As reported in a recent edition of the journal Physical Review Letters, researchers from the University of Cambridge and Queen Mary University of London have simulated a black hole shaped like a very thin ring that gives rise to a series of “bulges” connected by strings.
Those strings become thinner over time, and eventually separate into a series of miniature black holes, similar to how a weak stream of water coming from a faucet will be divided up into many individual droplets, the researchers explained in a statement. While ring-shaped black holes were first theorized in 2002, this is the first time a successful simulation has been created.


In reality, such an object could only exist if the universe contains at least five dimensions, they added. Were such a black hole to form, it would result in the appearance of a “naked singularity” that would cause the equations that serve as the basis of general relativity to fall apart. In short, the foundations of modern physics would essentially crumble to bits.

Why would this be such a big deal?

As the study authors explained, our current understanding of gravity is based on the concept of general relativity, and Einstein’s equations are used in a plethora of scientific calculations, from determining the age of stars to the GPS signals were rely on to reach our destinations.

One part of the theory states that matter warps the spacetime that surrounds it, which causes the force we know as gravity. Over the past century, the theory has withstood numerous tests, but the existence of singularities – regions of gravity that are so intense that space, time, and the laws of physics break down – are one of primary limitations.

General relativity predicts that singularities exist at the center of a black hole, and are surrounded by an “event horizon” where the gravitational pull is inescapably strong, meaning they cannot be viewed from the outside. Provided they remain hidden, there tenets of general relativity are in no danger, but if one were ever visible, it would mean that it existed outside of an event horizon and would represent an object that had collapsed to an infinite density.

Theoretical physicists hypothesize that this kind of phenomenon, known as a naked singularity, could exist in higher dimensions. If they were to exist, “general relativity breaks down,” said co-author Saran Tunyasuvunakool, a PhD student at Cambridge’s Department of Applied Mathematics and Theoretical Physics (DAMTP). “And if general relativity breaks down, it would throw everything upside down, because it would no longer have any predictive power – it could no longer be considered as a standalone theory to explain the universe.”
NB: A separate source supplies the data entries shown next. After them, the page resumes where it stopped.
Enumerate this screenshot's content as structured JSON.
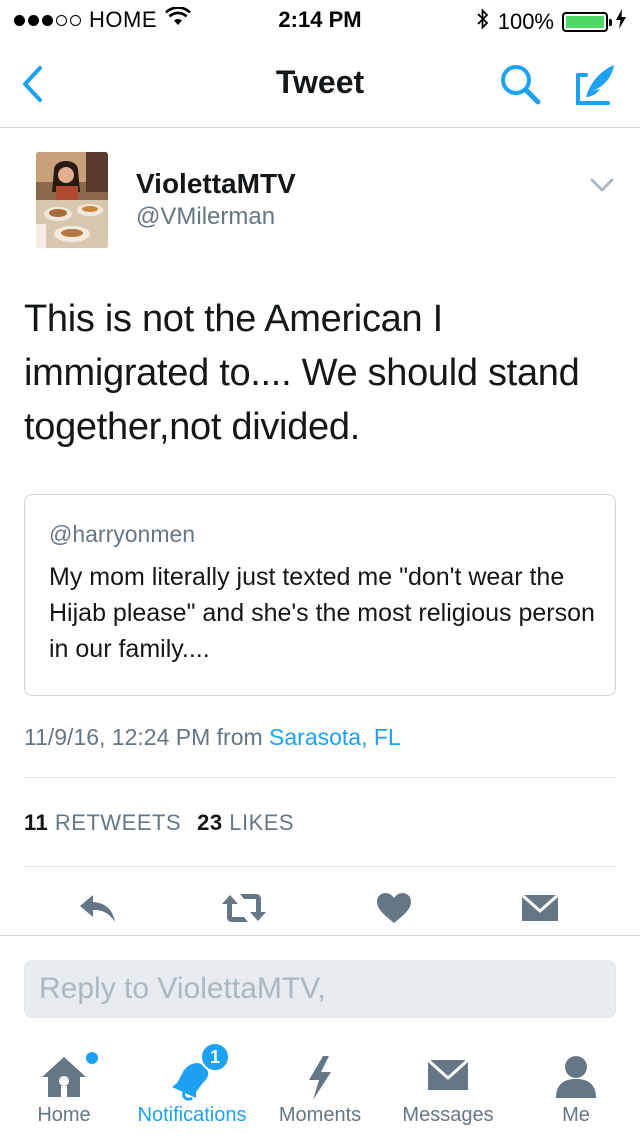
{
  "status_bar": {
    "carrier": "HOME",
    "time": "2:14 PM",
    "battery": "100%",
    "signal_bars_filled": 3,
    "signal_bars_total": 5,
    "battery_level": 1.0
  },
  "nav": {
    "title": "Tweet",
    "back_icon": "chevron-left-icon",
    "search_icon": "search-icon",
    "compose_icon": "compose-icon"
  },
  "tweet": {
    "user_name": "ViolettaMTV",
    "user_handle": "@VMilerman",
    "text": "This is not the American I immigrated to.... We should stand together,not divided.",
    "quote": {
      "handle": "@harryonmen",
      "text": "My mom literally just texted me \"don't wear the Hijab please\" and she's the most religious person in our family...."
    },
    "timestamp": "11/9/16, 12:24 PM",
    "from_label": "from",
    "location": "Sarasota, FL",
    "retweet_count": "11",
    "retweet_label": "RETWEETS",
    "like_count": "23",
    "like_label": "LIKES"
  },
  "reply": {
    "placeholder": "Reply to ViolettaMTV,"
  },
  "tabs": [
    {
      "label": "Home",
      "icon": "home-icon"
    },
    {
      "label": "Notifications",
      "icon": "bell-icon",
      "badge": "1"
    },
    {
      "label": "Moments",
      "icon": "lightning-icon"
    },
    {
      "label": "Messages",
      "icon": "envelope-icon"
    },
    {
      "label": "Me",
      "icon": "person-icon"
    }
  ],
  "colors": {
    "accent": "#1da1f2",
    "text": "#14171a",
    "secondary": "#657786",
    "icon_gray": "#657786",
    "battery_green": "#4cd964"
  }
}
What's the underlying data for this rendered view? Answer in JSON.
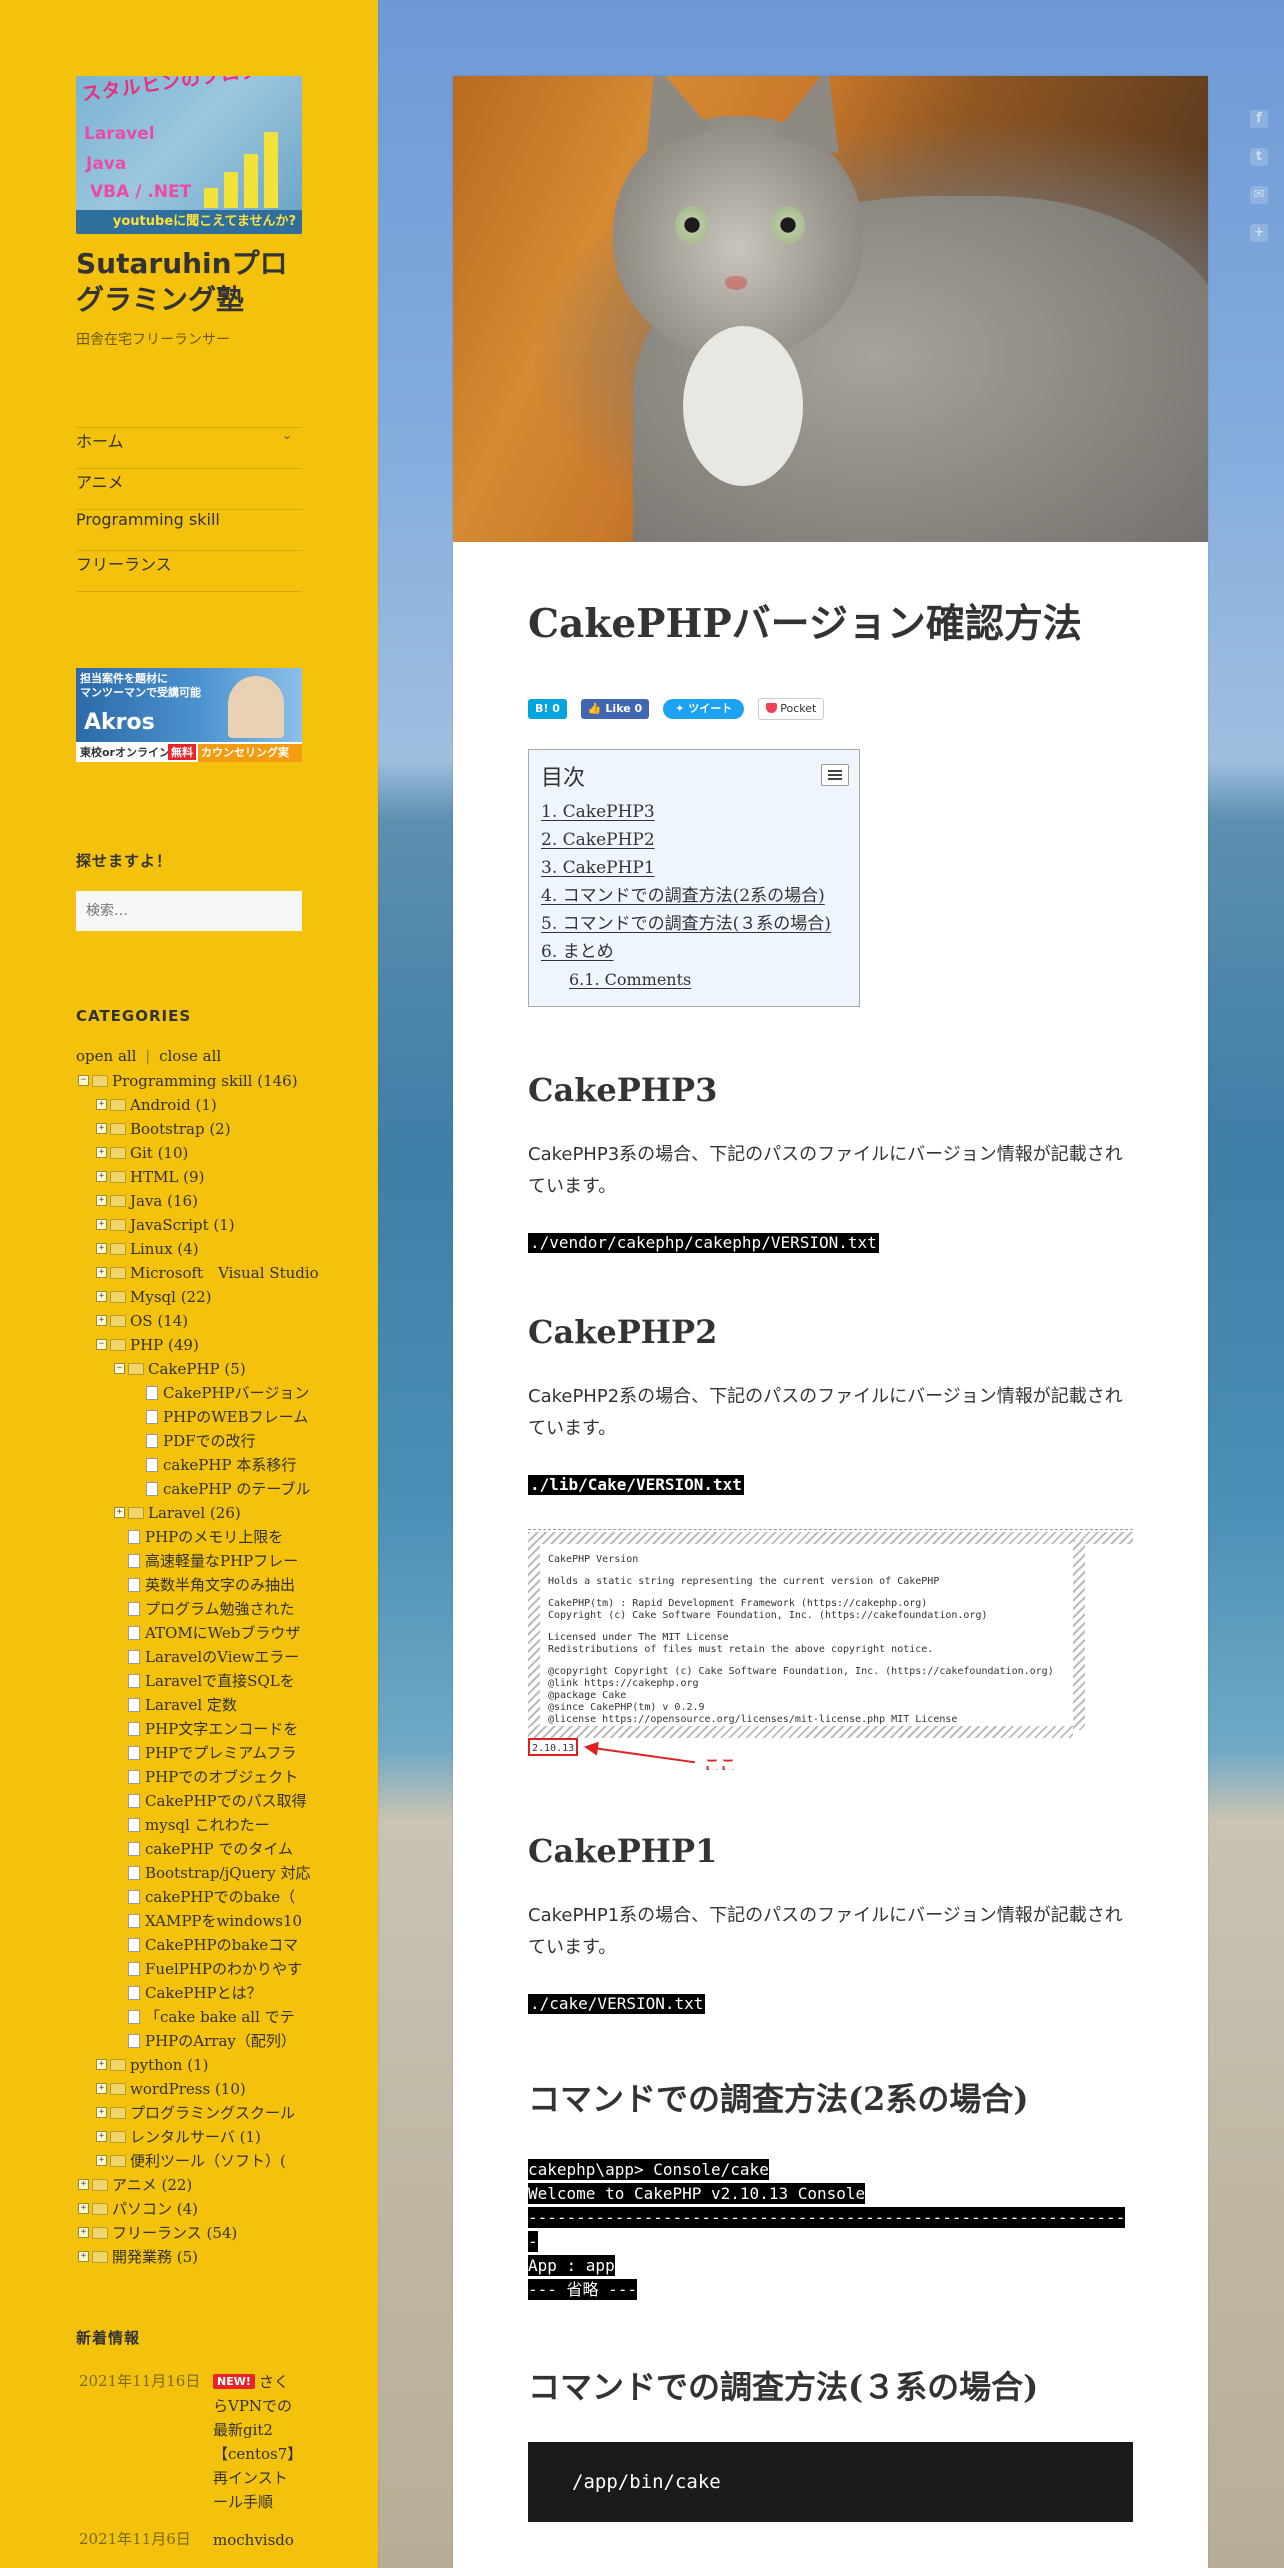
{
  "site": {
    "logo_banner": "スタルヒンのプログラミング塾",
    "logo_lines": [
      "Laravel",
      "Java",
      "VBA / .NET"
    ],
    "logo_foot": "youtubeに聞こえてませんか?",
    "title": "Sutaruhinプログラミング塾",
    "description": "田舎在宅フリーランサー"
  },
  "nav": {
    "items": [
      {
        "label": "ホーム"
      },
      {
        "label": "アニメ"
      },
      {
        "label": "Programming skill"
      },
      {
        "label": "フリーランス"
      }
    ]
  },
  "ad": {
    "top": "担当案件を題材に\nマンツーマンで受講可能",
    "brand": "Akros",
    "foot_left": "東校orオンライン",
    "foot_free": "無料",
    "foot_right": "カウンセリング実施中"
  },
  "search": {
    "title": "探せますよ！",
    "placeholder": "検索…"
  },
  "categories": {
    "title": "CATEGORIES",
    "open_all": "open all",
    "separator": "|",
    "close_all": "close all",
    "rows": [
      {
        "label": "Programming skill (146)",
        "depth": 0,
        "type": "folder-open"
      },
      {
        "label": "Android (1)",
        "depth": 1,
        "type": "folder"
      },
      {
        "label": "Bootstrap (2)",
        "depth": 1,
        "type": "folder"
      },
      {
        "label": "Git (10)",
        "depth": 1,
        "type": "folder"
      },
      {
        "label": "HTML (9)",
        "depth": 1,
        "type": "folder"
      },
      {
        "label": "Java (16)",
        "depth": 1,
        "type": "folder"
      },
      {
        "label": "JavaScript (1)",
        "depth": 1,
        "type": "folder"
      },
      {
        "label": "Linux (4)",
        "depth": 1,
        "type": "folder"
      },
      {
        "label": "Microsoft　Visual Studio",
        "depth": 1,
        "type": "folder"
      },
      {
        "label": "Mysql (22)",
        "depth": 1,
        "type": "folder"
      },
      {
        "label": "OS (14)",
        "depth": 1,
        "type": "folder"
      },
      {
        "label": "PHP (49)",
        "depth": 1,
        "type": "folder-open"
      },
      {
        "label": "CakePHP (5)",
        "depth": 2,
        "type": "folder-open"
      },
      {
        "label": "CakePHPバージョン",
        "depth": 3,
        "type": "doc"
      },
      {
        "label": "PHPのWEBフレーム",
        "depth": 3,
        "type": "doc"
      },
      {
        "label": "PDFでの改行",
        "depth": 3,
        "type": "doc"
      },
      {
        "label": "cakePHP 本系移行",
        "depth": 3,
        "type": "doc"
      },
      {
        "label": "cakePHP のテーブル",
        "depth": 3,
        "type": "doc"
      },
      {
        "label": "Laravel (26)",
        "depth": 2,
        "type": "folder"
      },
      {
        "label": "PHPのメモリ上限を",
        "depth": 2,
        "type": "doc"
      },
      {
        "label": "高速軽量なPHPフレー",
        "depth": 2,
        "type": "doc"
      },
      {
        "label": "英数半角文字のみ抽出",
        "depth": 2,
        "type": "doc"
      },
      {
        "label": "プログラム勉強された",
        "depth": 2,
        "type": "doc"
      },
      {
        "label": "ATOMにWebブラウザ",
        "depth": 2,
        "type": "doc"
      },
      {
        "label": "LaravelのViewエラー",
        "depth": 2,
        "type": "doc"
      },
      {
        "label": "Laravelで直接SQLを",
        "depth": 2,
        "type": "doc"
      },
      {
        "label": "Laravel 定数",
        "depth": 2,
        "type": "doc"
      },
      {
        "label": "PHP文字エンコードを",
        "depth": 2,
        "type": "doc"
      },
      {
        "label": "PHPでプレミアムフラ",
        "depth": 2,
        "type": "doc"
      },
      {
        "label": "PHPでのオブジェクト",
        "depth": 2,
        "type": "doc"
      },
      {
        "label": "CakePHPでのパス取得",
        "depth": 2,
        "type": "doc"
      },
      {
        "label": "mysql これわたー",
        "depth": 2,
        "type": "doc"
      },
      {
        "label": "cakePHP でのタイム",
        "depth": 2,
        "type": "doc"
      },
      {
        "label": "Bootstrap/jQuery 対応",
        "depth": 2,
        "type": "doc"
      },
      {
        "label": "cakePHPでのbake（",
        "depth": 2,
        "type": "doc"
      },
      {
        "label": "XAMPPをwindows10",
        "depth": 2,
        "type": "doc"
      },
      {
        "label": "CakePHPのbakeコマ",
        "depth": 2,
        "type": "doc"
      },
      {
        "label": "FuelPHPのわかりやす",
        "depth": 2,
        "type": "doc"
      },
      {
        "label": "CakePHPとは？",
        "depth": 2,
        "type": "doc"
      },
      {
        "label": "「cake bake all でテ",
        "depth": 2,
        "type": "doc"
      },
      {
        "label": "PHPのArray（配列）",
        "depth": 2,
        "type": "doc"
      },
      {
        "label": "python (1)",
        "depth": 1,
        "type": "folder"
      },
      {
        "label": "wordPress (10)",
        "depth": 1,
        "type": "folder"
      },
      {
        "label": "プログラミングスクール",
        "depth": 1,
        "type": "folder"
      },
      {
        "label": "レンタルサーバ (1)",
        "depth": 1,
        "type": "folder"
      },
      {
        "label": "便利ツール（ソフト）(",
        "depth": 1,
        "type": "folder"
      },
      {
        "label": "アニメ (22)",
        "depth": 0,
        "type": "folder"
      },
      {
        "label": "パソコン (4)",
        "depth": 0,
        "type": "folder"
      },
      {
        "label": "フリーランス (54)",
        "depth": 0,
        "type": "folder"
      },
      {
        "label": "開発業務 (5)",
        "depth": 0,
        "type": "folder"
      }
    ]
  },
  "news": {
    "title": "新着情報",
    "items": [
      {
        "date": "2021年11月16日",
        "badge": "NEW!",
        "text": "さくらVPNでの最新git2【centos7】再インストール手順"
      },
      {
        "date": "2021年11月6日",
        "badge": "",
        "text": "mochvisdo"
      }
    ]
  },
  "article": {
    "title": "CakePHPバージョン確認方法",
    "share": {
      "hatena": "B! 0",
      "facebook": "Like 0",
      "twitter": "ツイート",
      "pocket": "Pocket"
    },
    "toc": {
      "heading": "目次",
      "items": [
        {
          "label": "1. CakePHP3",
          "sub": false
        },
        {
          "label": "2. CakePHP2",
          "sub": false
        },
        {
          "label": "3. CakePHP1",
          "sub": false
        },
        {
          "label": "4. コマンドでの調査方法(2系の場合)",
          "sub": false
        },
        {
          "label": "5. コマンドでの調査方法(３系の場合)",
          "sub": false
        },
        {
          "label": "6. まとめ",
          "sub": false
        },
        {
          "label": "6.1. Comments",
          "sub": true
        }
      ]
    },
    "sections": {
      "cake3": {
        "heading": "CakePHP3",
        "text": "CakePHP3系の場合、下記のパスのファイルにバージョン情報が記載されています。",
        "path": "./vendor/cakephp/cakephp/VERSION.txt"
      },
      "cake2": {
        "heading": "CakePHP2",
        "text": "CakePHP2系の場合、下記のパスのファイルにバージョン情報が記載されています。",
        "path": "./lib/Cake/VERSION.txt"
      },
      "screenshot": {
        "lines": [
          "CakePHP Version",
          "Holds a static string representing the current version of CakePHP",
          "CakePHP(tm) : Rapid Development Framework (https://cakephp.org)",
          "Copyright (c) Cake Software Foundation, Inc. (https://cakefoundation.org)",
          "Licensed under The MIT License",
          "Redistributions of files must retain the above copyright notice.",
          "@copyright     Copyright (c) Cake Software Foundation, Inc. (https://cakefoundation.org)",
          "@link          https://cakephp.org",
          "@package       Cake",
          "@since         CakePHP(tm) v 0.2.9",
          "@license       https://opensource.org/licenses/mit-license.php MIT License"
        ],
        "version": "2.10.13",
        "callout": "ここ"
      },
      "cake1": {
        "heading": "CakePHP1",
        "text": "CakePHP1系の場合、下記のパスのファイルにバージョン情報が記載されています。",
        "path": "./cake/VERSION.txt"
      },
      "cmd2": {
        "heading": "コマンドでの調査方法(2系の場合)",
        "lines": [
          "cakephp\\app> Console/cake",
          "Welcome to CakePHP v2.10.13 Console",
          "---------------------------------------------------------------",
          "App : app",
          "--- 省略 ---"
        ]
      },
      "cmd3": {
        "heading": "コマンドでの調査方法(３系の場合)",
        "code": "/app/bin/cake"
      }
    }
  },
  "colors": {
    "sidebar": "#f4c20d",
    "new_badge": "#e8232a"
  }
}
General relativity will likely hold true in a 4D universe, but…

Typically, we view the universe as a three-dimensional construct, with time serving as a fourth dimension. However, theoretical physicists and scientists working in string theory have proposed that the universe could actually be made up of as many as 11 dimensions of unknown size. Such additional dimensions can only be inferred through high-energy experiments.

Einstein himself did not state how many dimensions exist in the universe in this theory, and for that reason, theoretical physicists have been studying general relativity in higher dimensions to see if singularities do indeed remain hidden behind event horizons (a principle known as cosmic censorship). The discovery of ring-shaped black holes in five dimensions led the researchers to see if such objects would break apart, ultimately resulting in a naked singularity.

The authors of the new study ran a series of simulations using the COSMOS supercomputer and found that if the rings became thin enough, it could result in the formation of naked singularities. In most cases, a black ring collapses back into a sphere, keeping the singularity contained within the event horizon, but an extremely thin black ring becomes unstable enough to eventually break off and form a naked singularity, they discovered.

Most experts believe that the concept of cosmic censorship will hold true in a four-dimensional universe, but should it ever be disproven, scientists would have to come up with a different way to explain the universe. One such possibility, the researchers noted, is quantum gravity, an idea which approximates Einstein’s equations further away from a singularity, while also providing a description of new physics closer to these dense black-hole centers.